By Kevin Young
Entertainment reporter, BBC News
Singer George Michael has said he intends to sue two photographers for harassment after he was pictured searching for "no-strings" sex in a park in London.
While stars attract intense interest, many of them dislike paparazzi
He claimed in a BBC interview that he suspected two newspapers of paying the pair to follow him for "the best part of six months".
But is this level of attention something a celebrity should expect?
"It's not the norm, but it's happening more now than ever before", says Max Clifford.
He is perhaps the UK's best-known publicist, having spent his career setting up - and suppressing - stories involving figures in the public eye.
These days there were "more and more" paparazzi, he claimed, because "anybody who has access to a camera" could sell images to the press.
He says he felt sorry for the former Wham! singer because "he's far more sinned-against than sinner".
"It's been many, many years since he played the paparazzi PR game", Clifford says.
He has far more sympathy for George Michael than for the Beckhams because Victoria Beckham is "always using and working the publicity machine", he adds.
'It's a pain'
But while Michael says he "should not have to worry about who's watching me at 2.30 in the morning", actor Colin Farrell says he accepts the attention he receives as a celebrity.
"Yes, it's a pain, and have I ever wanted to punch a paparazzi? Sure. But the pros outweigh the cons," he told the BBC News website.

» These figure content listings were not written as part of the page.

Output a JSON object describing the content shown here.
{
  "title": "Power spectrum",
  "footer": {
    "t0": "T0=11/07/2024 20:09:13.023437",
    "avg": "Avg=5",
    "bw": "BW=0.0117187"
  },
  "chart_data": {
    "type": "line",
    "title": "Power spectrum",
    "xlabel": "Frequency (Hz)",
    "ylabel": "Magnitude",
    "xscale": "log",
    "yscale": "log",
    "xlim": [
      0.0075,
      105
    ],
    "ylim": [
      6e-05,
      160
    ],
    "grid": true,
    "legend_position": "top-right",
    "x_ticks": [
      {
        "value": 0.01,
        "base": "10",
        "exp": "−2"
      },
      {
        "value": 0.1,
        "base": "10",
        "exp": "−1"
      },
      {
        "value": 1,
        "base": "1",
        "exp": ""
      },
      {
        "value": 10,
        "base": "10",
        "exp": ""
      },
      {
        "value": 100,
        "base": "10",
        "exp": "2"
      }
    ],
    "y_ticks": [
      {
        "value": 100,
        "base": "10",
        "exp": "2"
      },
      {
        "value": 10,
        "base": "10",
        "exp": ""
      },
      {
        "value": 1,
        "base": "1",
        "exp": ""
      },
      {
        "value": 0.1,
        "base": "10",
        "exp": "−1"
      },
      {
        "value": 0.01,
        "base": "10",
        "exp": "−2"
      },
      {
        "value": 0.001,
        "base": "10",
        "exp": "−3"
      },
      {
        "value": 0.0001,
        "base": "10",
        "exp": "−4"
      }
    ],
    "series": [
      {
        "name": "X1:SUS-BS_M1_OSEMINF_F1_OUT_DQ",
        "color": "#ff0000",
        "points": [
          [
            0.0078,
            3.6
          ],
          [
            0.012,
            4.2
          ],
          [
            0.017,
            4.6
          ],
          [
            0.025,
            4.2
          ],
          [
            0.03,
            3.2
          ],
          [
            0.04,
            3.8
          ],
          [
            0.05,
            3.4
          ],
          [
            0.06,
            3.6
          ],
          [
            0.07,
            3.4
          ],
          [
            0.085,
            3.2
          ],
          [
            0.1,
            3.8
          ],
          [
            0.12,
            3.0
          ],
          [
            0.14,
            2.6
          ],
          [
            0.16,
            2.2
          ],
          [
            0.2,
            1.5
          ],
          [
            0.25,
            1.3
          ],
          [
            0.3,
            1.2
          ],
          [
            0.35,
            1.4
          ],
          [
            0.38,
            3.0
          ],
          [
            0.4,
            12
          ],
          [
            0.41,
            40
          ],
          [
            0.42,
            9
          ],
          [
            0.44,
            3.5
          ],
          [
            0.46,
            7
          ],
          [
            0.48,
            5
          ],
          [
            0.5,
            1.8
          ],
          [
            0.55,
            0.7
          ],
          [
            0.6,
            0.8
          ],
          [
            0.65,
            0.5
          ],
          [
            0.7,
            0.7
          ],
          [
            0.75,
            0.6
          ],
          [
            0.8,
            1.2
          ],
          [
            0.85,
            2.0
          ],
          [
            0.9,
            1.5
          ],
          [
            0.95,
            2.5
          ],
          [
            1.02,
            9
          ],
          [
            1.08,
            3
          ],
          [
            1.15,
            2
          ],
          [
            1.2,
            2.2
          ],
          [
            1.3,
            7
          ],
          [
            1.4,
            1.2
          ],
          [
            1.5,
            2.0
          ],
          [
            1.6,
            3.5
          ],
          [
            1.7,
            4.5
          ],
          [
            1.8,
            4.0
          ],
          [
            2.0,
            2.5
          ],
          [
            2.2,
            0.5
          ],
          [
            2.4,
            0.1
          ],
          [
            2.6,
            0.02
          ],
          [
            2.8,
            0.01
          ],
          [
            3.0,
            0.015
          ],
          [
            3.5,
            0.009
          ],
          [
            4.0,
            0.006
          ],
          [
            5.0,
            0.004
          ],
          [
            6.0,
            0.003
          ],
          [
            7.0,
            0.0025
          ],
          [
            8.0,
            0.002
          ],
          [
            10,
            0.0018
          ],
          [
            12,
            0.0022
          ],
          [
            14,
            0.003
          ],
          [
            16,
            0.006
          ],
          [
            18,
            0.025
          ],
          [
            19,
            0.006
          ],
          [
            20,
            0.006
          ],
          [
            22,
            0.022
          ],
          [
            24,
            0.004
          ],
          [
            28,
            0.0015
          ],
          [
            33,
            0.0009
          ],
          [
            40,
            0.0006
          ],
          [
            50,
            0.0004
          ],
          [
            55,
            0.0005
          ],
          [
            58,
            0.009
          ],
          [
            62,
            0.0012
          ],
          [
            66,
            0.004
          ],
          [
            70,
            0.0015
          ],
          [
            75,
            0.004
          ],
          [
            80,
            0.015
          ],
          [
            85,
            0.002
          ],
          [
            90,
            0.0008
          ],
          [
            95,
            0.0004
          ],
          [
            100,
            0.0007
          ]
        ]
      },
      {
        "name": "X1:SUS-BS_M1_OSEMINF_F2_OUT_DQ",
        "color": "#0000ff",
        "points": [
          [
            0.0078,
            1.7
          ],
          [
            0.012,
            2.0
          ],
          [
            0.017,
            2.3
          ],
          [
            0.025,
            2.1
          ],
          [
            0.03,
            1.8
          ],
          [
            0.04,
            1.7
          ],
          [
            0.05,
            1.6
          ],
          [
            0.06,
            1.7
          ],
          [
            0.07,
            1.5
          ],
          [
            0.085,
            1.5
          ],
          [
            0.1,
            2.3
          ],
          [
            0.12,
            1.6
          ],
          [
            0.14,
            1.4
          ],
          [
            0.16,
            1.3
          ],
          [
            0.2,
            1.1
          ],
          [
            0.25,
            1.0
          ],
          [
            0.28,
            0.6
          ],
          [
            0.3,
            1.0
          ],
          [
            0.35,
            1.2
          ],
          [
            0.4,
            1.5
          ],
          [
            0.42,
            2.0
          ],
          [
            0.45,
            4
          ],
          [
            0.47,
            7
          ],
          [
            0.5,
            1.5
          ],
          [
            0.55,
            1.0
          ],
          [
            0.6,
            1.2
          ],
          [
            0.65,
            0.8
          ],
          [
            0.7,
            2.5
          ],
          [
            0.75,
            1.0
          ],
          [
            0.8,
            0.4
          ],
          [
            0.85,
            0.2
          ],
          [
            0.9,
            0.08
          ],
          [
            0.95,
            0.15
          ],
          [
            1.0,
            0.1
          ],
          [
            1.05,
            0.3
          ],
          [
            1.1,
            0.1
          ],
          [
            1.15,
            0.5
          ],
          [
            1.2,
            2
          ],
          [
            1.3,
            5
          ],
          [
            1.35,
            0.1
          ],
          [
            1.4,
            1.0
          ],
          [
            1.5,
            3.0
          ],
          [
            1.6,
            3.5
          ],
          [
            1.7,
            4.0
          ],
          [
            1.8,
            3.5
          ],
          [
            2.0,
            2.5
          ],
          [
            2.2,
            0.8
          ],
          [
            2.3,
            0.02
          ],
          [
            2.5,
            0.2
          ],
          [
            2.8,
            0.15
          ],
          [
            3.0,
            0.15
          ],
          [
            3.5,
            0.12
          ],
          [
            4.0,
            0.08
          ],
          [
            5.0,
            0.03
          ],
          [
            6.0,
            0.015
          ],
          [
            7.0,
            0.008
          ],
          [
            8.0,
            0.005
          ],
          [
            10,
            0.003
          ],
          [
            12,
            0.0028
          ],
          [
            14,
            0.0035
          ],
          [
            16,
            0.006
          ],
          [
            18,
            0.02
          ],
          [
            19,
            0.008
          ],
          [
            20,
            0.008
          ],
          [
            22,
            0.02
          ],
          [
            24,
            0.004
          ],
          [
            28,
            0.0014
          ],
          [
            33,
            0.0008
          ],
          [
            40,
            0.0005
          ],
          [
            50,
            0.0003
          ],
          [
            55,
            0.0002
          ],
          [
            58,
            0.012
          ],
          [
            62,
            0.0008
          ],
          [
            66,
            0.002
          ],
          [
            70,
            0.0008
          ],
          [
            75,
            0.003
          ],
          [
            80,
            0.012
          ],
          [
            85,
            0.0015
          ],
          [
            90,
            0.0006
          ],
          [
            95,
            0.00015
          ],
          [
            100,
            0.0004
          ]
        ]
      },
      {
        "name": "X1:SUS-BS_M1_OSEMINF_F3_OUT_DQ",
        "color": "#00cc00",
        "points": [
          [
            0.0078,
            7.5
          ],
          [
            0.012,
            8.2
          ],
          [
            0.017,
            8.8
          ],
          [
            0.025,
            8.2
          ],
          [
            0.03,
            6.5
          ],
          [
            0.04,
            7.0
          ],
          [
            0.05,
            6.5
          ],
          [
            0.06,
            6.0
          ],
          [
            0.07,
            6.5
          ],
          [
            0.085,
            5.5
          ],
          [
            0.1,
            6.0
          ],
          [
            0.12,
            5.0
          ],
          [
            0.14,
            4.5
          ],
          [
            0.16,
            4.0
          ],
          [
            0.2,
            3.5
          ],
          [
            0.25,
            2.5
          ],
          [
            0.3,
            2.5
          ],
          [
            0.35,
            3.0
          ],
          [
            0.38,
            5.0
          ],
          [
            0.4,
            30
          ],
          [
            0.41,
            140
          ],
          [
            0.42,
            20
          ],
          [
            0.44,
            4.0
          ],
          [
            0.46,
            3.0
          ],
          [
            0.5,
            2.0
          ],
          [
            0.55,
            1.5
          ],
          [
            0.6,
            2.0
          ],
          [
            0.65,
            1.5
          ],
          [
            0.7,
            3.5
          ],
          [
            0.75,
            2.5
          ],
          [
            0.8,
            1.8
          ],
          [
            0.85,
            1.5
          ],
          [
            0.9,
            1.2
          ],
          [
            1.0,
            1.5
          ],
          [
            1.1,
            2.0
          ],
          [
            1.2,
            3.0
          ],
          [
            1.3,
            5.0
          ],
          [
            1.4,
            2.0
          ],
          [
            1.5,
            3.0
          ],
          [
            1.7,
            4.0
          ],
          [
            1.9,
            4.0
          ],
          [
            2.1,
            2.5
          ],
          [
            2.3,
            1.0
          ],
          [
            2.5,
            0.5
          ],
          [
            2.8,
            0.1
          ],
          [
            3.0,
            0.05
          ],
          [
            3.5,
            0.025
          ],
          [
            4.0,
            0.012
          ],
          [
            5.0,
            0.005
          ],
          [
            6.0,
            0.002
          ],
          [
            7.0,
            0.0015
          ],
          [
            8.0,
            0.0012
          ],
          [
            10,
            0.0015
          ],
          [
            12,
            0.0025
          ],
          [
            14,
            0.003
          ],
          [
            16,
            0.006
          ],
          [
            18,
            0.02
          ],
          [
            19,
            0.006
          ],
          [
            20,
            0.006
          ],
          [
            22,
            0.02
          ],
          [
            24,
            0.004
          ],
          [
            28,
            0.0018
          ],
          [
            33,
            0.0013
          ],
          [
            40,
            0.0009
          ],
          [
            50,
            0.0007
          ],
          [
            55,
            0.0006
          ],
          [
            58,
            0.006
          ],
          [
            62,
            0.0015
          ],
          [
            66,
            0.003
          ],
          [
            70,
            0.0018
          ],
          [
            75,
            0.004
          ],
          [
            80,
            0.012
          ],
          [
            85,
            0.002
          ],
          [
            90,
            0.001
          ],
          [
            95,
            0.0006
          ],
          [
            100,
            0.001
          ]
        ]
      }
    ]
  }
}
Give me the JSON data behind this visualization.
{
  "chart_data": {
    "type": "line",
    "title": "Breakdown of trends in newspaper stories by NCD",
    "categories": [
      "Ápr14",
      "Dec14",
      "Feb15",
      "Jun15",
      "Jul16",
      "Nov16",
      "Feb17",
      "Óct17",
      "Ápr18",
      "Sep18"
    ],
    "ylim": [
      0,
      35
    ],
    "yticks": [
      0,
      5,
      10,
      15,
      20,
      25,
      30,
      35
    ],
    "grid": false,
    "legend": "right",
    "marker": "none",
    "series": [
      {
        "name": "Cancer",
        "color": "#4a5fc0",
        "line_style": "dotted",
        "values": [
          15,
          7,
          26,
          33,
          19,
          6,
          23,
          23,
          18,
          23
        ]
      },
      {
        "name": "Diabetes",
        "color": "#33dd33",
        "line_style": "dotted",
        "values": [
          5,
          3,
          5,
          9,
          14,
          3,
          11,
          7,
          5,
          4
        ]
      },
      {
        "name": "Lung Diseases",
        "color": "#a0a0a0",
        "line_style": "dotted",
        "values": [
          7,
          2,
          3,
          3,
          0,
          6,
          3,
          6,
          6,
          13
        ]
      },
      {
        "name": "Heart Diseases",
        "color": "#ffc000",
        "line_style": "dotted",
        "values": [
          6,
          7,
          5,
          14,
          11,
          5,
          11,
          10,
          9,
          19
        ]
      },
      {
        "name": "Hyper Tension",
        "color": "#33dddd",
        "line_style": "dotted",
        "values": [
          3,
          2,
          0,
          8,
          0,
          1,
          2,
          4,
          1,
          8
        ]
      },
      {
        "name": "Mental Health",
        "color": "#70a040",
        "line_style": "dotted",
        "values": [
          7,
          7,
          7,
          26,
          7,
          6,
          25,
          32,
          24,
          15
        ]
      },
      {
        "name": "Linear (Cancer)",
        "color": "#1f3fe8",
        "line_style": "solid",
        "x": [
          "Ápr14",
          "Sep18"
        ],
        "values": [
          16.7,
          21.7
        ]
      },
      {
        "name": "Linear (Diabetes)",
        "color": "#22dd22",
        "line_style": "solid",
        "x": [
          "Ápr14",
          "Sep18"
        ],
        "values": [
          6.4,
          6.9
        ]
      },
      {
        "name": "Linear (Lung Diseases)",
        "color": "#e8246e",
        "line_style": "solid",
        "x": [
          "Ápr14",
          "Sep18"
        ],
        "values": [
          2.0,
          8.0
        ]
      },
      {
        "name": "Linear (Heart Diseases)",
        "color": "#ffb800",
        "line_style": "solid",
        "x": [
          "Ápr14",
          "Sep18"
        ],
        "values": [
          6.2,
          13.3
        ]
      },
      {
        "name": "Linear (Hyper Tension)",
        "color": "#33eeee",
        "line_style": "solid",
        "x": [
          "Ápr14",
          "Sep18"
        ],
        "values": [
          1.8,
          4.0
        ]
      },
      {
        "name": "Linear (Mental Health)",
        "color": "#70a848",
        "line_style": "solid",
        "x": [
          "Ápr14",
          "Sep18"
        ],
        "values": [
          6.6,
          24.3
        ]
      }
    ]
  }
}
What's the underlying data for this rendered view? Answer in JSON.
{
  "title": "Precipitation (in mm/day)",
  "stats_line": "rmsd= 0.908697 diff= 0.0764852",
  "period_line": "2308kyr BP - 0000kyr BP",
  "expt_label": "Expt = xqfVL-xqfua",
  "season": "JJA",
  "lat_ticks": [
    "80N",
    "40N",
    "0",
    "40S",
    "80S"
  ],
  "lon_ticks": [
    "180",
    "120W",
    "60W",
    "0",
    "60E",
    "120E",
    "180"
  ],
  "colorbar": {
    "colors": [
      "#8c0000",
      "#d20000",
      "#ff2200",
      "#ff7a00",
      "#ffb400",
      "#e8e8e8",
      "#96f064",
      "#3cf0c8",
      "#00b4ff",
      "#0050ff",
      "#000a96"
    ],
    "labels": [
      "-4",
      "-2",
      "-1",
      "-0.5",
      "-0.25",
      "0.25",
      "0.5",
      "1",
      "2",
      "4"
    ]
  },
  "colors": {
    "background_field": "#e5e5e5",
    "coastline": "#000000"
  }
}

However, although some stars complain about being photographed illicitly, they are not necessarily blameless, according to one leading editor.
"Some celebrities are in on the game and are taking half the money for these paparazzi shots," claims Jane Ennis of British magazine Now.
"There are some celebrities who are in devils' deals because they know the shots will fetch a lot of money - so they're on holiday and they take their tops off.
Michael denied recent news stories had caused a rift with his partner
"The paparazzi photographer takes the shots from some distance away and the two of them share the money."
Some celebrities do this to maintain their profiles, Ennis says, although she stresses this was not the case for Michael.
"Some of them haven't done anything of any talent or ability for years," she says.
"They're kept alive by behaving outrageously, getting photographed and those shots appearing in the papers."
Moves have been taken to protect people in California from paparazzi who are felt to have overstepped the mark.
Photographers who commit assault while chasing celebrities face large fines under laws introduced by the state's governor - and former film star - Arnold Schwarzenegger.
In the past 18 months, there have been several accidents involving celebrities who were being followed by photographers.
Actress Lindsay Lohan was cut and bruised after a photographer's van collided with her car, although he was cleared of any charges.
Lost in Translation star Scarlett Johansson had a minor crash while allegedly being followed by paparazzi.
Oscar-winner Reese Witherspoon claimed she was once chased by photographers who were trying to force her from the road.
And singer Britney Spears was reported as saying her fear of "reckless" paparazzi prevented her from taking her baby son out in public.
Perhaps the most famous case of all was the death of Diana, Princess of Wales in 1997.
Three photographers were convicted of breaching French privacy laws for taking pictures of her on the night she was killed in a car crash in Paris.
Earlier this month, Princes William and Harry said they were "deeply saddened" that Italian magazine Chi had printed a photo of their mother as she lay dying.
However, there seems little chance that demand for such "off-guard" photographs will decline.
"The public are more interested in the reality of people's lives and the unofficial take on their lives than they are in the stuff that celebrities and their publicists like to feed out," says Ennis, whose magazine sells almost 600,000 copies per week.
And Clifford added that stars who sought publicity could not protest about the paparazzi.
"If you're craving it and always trying to get it, you can't complain if they're following you around," he said.